環境省環境白書・循環型社会白書・生物多様性白書令和5年版 環境・循環型社会・生物多様性白書状況第1部第4章>第4節 ALPS(アルプス)処理水に係る海域モニタリング

第4節 ALPS(アルプス)処理水に係る海域モニタリング

2021年4月、廃炉・汚染水・処理水対策関係閣僚等会議において、多核種除去設備等処理水(以下「ALPS(アルプス)処理水」という。)の処分について、2年程度後をめどに、安全性の確保と風評対策の徹底を前提に、海洋放出を行う基本方針が決定されました。
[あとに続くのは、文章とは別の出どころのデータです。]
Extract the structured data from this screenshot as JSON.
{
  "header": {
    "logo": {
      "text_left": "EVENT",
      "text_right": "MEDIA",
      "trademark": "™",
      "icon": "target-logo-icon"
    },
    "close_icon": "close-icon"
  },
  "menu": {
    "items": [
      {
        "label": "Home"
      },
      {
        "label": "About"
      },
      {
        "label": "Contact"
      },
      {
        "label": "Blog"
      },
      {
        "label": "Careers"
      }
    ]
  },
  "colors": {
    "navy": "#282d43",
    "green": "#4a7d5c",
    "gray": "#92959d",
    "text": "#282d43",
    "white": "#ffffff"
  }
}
上記基本方針においては、ALPS(アルプス)処理水の海洋放出に当たり、トリチウム以外の放射性物質が規制基準を確実に下回るまで浄化されていることを確認するとともに、取り除くことの難しいトリチウムの濃度は、海水で大幅に希釈することにより、規制基準を厳格に遵守するだけでなく、消費者等の懸念を少しでも払拭するよう、当該規制基準の40分の1かつ世界保健機関(WHO)の飲料水水質ガイドラインの7分の1程度の水準(1,500ベクレル/ℓ未満)とすることとしています。また、ALPS(アルプス)処理水の放出前から海域モニタリングを強化・拡充し、その際、国際原子力機関(IAEA)の協力を得て分析機関間比較を行って分析能力の信頼性を確保することや、海洋環境の専門家等による新たな会議を立ち上げ、海域モニタリングの実施状況について確認・助言を行うことなどにより、客観性・透明性を最大限高めることとしています。
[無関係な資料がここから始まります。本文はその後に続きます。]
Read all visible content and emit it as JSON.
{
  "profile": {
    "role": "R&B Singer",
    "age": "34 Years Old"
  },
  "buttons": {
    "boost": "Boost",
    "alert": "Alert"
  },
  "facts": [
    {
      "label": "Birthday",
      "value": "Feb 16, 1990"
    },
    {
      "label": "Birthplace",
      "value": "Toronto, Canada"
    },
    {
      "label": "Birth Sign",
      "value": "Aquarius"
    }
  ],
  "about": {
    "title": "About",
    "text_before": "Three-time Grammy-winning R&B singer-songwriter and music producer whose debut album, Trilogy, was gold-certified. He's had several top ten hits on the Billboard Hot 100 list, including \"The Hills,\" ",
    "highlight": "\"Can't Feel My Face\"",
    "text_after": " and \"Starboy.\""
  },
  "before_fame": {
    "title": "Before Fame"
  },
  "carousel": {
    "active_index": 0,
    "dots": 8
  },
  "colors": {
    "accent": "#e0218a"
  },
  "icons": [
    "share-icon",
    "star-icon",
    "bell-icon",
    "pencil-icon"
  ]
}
基本方針を踏まえ、2022年3月に政府の「総合モニタリング計画」を改定し、2022年度から放出前の海域モニタリングを開始しており、海水や魚類、海藻類についてトリチウム等の放射性核種の濃度を測定しています(写真4-4-1)。2023年度には海洋放出開始が予定されており、放出開始直後は測定の頻度を高くする予定です。

写真4-4-1 海域モニタリングの様子

また、2021年に「ALPS(アルプス)処理水に係る海域モニタリング専門家会議」を立ち上げ、海域モニタリングの地点、頻度、手法等の妥当性や結果に関する科学的・客観的な評価について専門家による確認・助言を得ながら海域モニタリングを実施しています。
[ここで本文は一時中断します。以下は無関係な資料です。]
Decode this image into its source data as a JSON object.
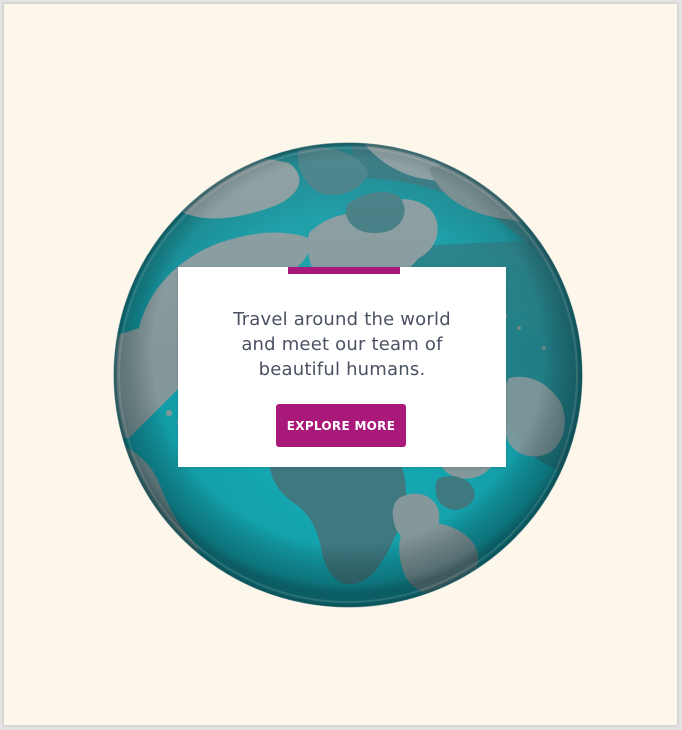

さらに、2022年11月には分析機関間比較の一環としてIAEA及び第三国の専門家が来日し、共同での試料採取等を行いました(写真4-4-2)。今後、IAEAにより、我が国、IAEA及び第三国における分析結果の比較・評価が行われます。なお、2014年から実施している分析機関間比較において、IAEAが2021年の結果をまとめた報告書では、海域モニタリング計画に参加している日本の分析機関が引き続き高い正確性と能力を有していると評価されています。これらを含むALPS処理水の放出に関するIAEAによる独立したレビューについては、2023年4月にG7により支持が表明されました。